Opening shots fired in 2012 Budget battle

Drinks trade bodies have fired the opening shots in the battle to convince the UK government to go easy on the industry in next month’s Budget.

The British Beer & Pub Association (BBPA) is demanding a freeze in the government’s controversial duty escalator to avoid, it claims, “the loss of 16,000 jobs”, while the Wine and Spirit Trade Association (WSTA) argues visitors to this year’s Olympic Games in London would pay significantly more for drinks than they would in other major European capitals.

In March 2008, then-chancellor Alistair Darling announced a four-year tax escalator whereby duty rates on alcohol would increase by 2% above the rate of inflation each year.
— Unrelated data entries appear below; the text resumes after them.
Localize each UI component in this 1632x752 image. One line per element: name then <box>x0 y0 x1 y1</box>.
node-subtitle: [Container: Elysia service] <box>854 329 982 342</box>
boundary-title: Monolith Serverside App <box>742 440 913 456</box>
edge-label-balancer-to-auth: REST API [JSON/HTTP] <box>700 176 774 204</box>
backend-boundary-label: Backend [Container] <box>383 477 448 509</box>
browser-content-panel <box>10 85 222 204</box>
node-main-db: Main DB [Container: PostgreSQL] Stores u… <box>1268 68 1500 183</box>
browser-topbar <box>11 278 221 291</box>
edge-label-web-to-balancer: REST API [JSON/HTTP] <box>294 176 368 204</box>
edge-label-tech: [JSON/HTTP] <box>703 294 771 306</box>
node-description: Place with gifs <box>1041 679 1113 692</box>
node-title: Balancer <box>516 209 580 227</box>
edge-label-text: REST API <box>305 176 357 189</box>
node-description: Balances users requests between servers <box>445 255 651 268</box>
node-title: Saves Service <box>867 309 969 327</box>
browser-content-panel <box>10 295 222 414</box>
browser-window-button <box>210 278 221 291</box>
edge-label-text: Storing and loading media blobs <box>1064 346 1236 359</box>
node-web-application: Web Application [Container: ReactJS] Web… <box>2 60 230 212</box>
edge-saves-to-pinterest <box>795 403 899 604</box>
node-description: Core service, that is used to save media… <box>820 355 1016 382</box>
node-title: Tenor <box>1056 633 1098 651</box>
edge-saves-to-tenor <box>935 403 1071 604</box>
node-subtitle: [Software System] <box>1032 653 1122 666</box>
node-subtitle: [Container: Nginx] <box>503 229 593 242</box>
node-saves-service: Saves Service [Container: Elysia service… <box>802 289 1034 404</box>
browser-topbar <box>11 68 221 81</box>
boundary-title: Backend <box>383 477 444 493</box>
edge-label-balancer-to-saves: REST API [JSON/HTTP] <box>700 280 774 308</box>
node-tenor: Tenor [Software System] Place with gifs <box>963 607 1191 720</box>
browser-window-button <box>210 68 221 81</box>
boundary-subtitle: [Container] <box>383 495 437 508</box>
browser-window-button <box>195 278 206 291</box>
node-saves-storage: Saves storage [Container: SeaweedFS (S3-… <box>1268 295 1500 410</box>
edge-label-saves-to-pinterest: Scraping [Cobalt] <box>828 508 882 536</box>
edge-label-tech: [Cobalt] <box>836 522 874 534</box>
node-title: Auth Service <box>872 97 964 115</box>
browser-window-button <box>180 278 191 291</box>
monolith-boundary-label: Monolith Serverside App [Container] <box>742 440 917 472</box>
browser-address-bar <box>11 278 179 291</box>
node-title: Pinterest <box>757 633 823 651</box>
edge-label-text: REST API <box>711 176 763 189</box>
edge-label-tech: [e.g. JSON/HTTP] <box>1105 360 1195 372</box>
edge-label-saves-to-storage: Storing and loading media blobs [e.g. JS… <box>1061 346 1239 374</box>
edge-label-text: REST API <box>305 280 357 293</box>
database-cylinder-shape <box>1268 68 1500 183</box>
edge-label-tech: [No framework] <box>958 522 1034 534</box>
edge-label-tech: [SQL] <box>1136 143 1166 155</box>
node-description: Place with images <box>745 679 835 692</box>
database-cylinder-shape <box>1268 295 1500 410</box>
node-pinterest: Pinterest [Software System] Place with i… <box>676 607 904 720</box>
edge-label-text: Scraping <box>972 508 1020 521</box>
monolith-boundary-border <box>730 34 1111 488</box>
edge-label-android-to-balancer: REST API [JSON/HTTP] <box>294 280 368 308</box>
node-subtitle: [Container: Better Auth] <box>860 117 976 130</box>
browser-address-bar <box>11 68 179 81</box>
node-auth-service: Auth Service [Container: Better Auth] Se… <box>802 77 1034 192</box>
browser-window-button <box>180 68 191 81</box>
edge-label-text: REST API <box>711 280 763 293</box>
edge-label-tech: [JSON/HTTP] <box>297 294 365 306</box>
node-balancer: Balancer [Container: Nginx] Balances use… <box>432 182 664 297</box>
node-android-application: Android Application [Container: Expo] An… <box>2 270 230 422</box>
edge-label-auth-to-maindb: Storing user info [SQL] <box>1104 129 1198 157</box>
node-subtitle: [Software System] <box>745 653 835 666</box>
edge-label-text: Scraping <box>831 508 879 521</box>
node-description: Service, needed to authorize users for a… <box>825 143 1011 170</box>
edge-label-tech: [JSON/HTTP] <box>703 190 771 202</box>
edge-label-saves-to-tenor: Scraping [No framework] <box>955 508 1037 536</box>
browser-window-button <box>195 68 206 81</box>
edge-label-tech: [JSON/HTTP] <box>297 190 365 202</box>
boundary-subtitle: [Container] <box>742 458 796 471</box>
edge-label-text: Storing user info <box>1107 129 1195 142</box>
In March 2010, Darling announced that the escalator would remain in place for two further years, until 2014-15.

The BBPA says the government is “shooting itself in the foot” by clinging to the policy, with job losses likely to hit younger people working in pubs.

Beer tax hikes are set to reach 42% per cent since the Budget of March 2008, when the escalator policy was introduced by the previous government.

In a submission to the government, the BBPA makes clear the extent of the relationship between beer and pubs and the ramifications taxation can have for both industries.

A statement said: “With beer accounting for seven out of every 10 pub drinks sold, huge tax rises in beer have been shutting Britain’s much loved locals and costing jobs.

“With real incomes falling and VAT having already added six pence to a pint, the escalator is long past its sell-by date.”

According to latest figures, duty and VAT have now reached £1.05 per pint, a level of tax that the BBPA claims is totally unsustainable.

“At 12 times the beer duty level in Germany, Britain’s beer drinkers are now paying 40% of the entire EU duty bill, despite only drinking 13%,” continued the BBPA statement.

“As a result, beer sales have continued to fall, with the a drop of 3.4% in pub sales in 2011 – equivalent to 140 million pints, fuelling the current loss of pubs, which is still running at 16 per week.

By way of an alternative, the BBPA wants a growth strategy for pubs, which could secure 16,000 jobs over the next three years, mainly for young people, by tackling both tax and red tape in the sector.

BBPA chief executive Brigid Simmonds said: “We are facing a further, punitive tax rise of over 5% in the Budget, so action is needed now.

“We need policies that support pubs, and to put an end to these totally unsustainable tax rises.

“We need a tax policy that creates vital jobs for young people, at a time when this should be the government’s top priority.”

Meanwhile the WSTA is calling on the Treasury to “spare hard pressed businesses and consumers from another alcohol duty rise in this year’s Budget”.

A WSTA statement said: “The alcohol tax escalator threatens to deliver a 7.2% increase in March, even though duty and VAT already account for three quarters of the average price of a bottle of vodka and half the price of a bottle of wine.

“The rate of alcohol taxation in the UK is now so out of step with our European neighbours that visitors to the London Olympics will face paying 50% more for an average bottle of wine than if the Games were being held in Paris and triple what they would pay in Madrid.

“Pressure on the drinks industry is mounting, with the volume of UK alcohol sales falling by 3% in 2011.

“In pubs and restaurants, sales of wine dropped by 7% last year and spirits by 3%. Shops also reported a drop in sales of wine and spirits.”

WSTA interim chief executive Gavin Partington added: “We recognise the pressure there is on the public finances. However easing the duty burden on the drinks industry would boost growth and investment, helping the sector to play its part in the UK’s economic recovery.

“By scrapping the planned duty increase, the chancellor would also be providing some much needed relief to consumers whose household budgets are already being squeezed.

“With thousands of extra visitors heading to the UK for the Olympic Games, this is no time to force drinks prices up even further.”